In short, the main point to come out of yesterday’s data drop is that the August rate cut debate will continue to rage on all the way till 2.30am AEST on August 6.
What is also starting to become apparent is that the possibility of a ‘rest day(s)’ is growing. Since the June 25 low of 4632, the ASX has not looked back; rising 404 points in exactly a month (+8.72%). The rapid rise in the market will start to see profit taking, and a possible pull back before the start of the August reporting season.

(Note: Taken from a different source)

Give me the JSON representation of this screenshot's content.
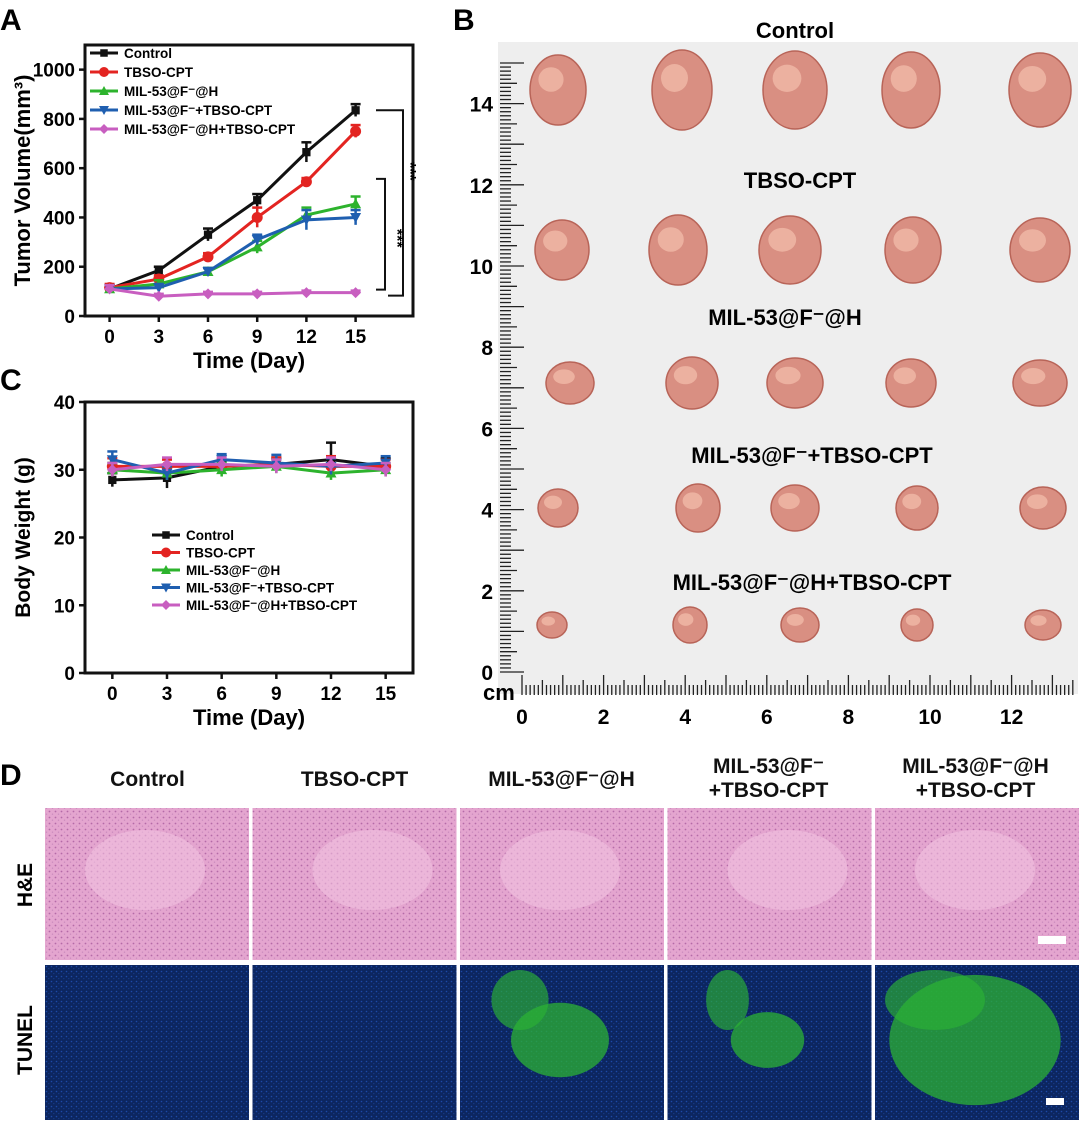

It has already started in the US markets; the S&P has just seen its second day in the red, while the Dow also fell after some disappointing results from Caterpillar. We wrote on Monday about Caterpillar’s woes. The world’s largest shorter Jim Chanos has been climbing all over the stock on forecasts of poor sales due to the slowdown in China. His predictions were almost spot on, with CAT’s EPS line in at $1.45 versus $1.70 estimates, seeing CAT losing 2.4% during the trading day – this will impact SVW and the rest of the mining services. It will be watched very carefully today as this indirect lead filters into how the service sector is performing - downside risk is mounting.
Moving to the open, we are calling the ASX 200 dead flat once more, the market looks like opening up four points to 5040, however with the S&P and the Dow contracting this call looks shaky and coupled with the fact the Nikkei is matching, down on the open red screens looks likely.
The current uptrend has mainly been caused by the uptrend in cyclical stocks as gold, energy and iron ore plays have shifted higher. However BHP looks set to finally pull back with its deposit receipts, suggesting the stock should contract by 20 cents today to $34.53 (-0.58%); this call is in the face of iron ore hitting fresh high for winter at $132.10.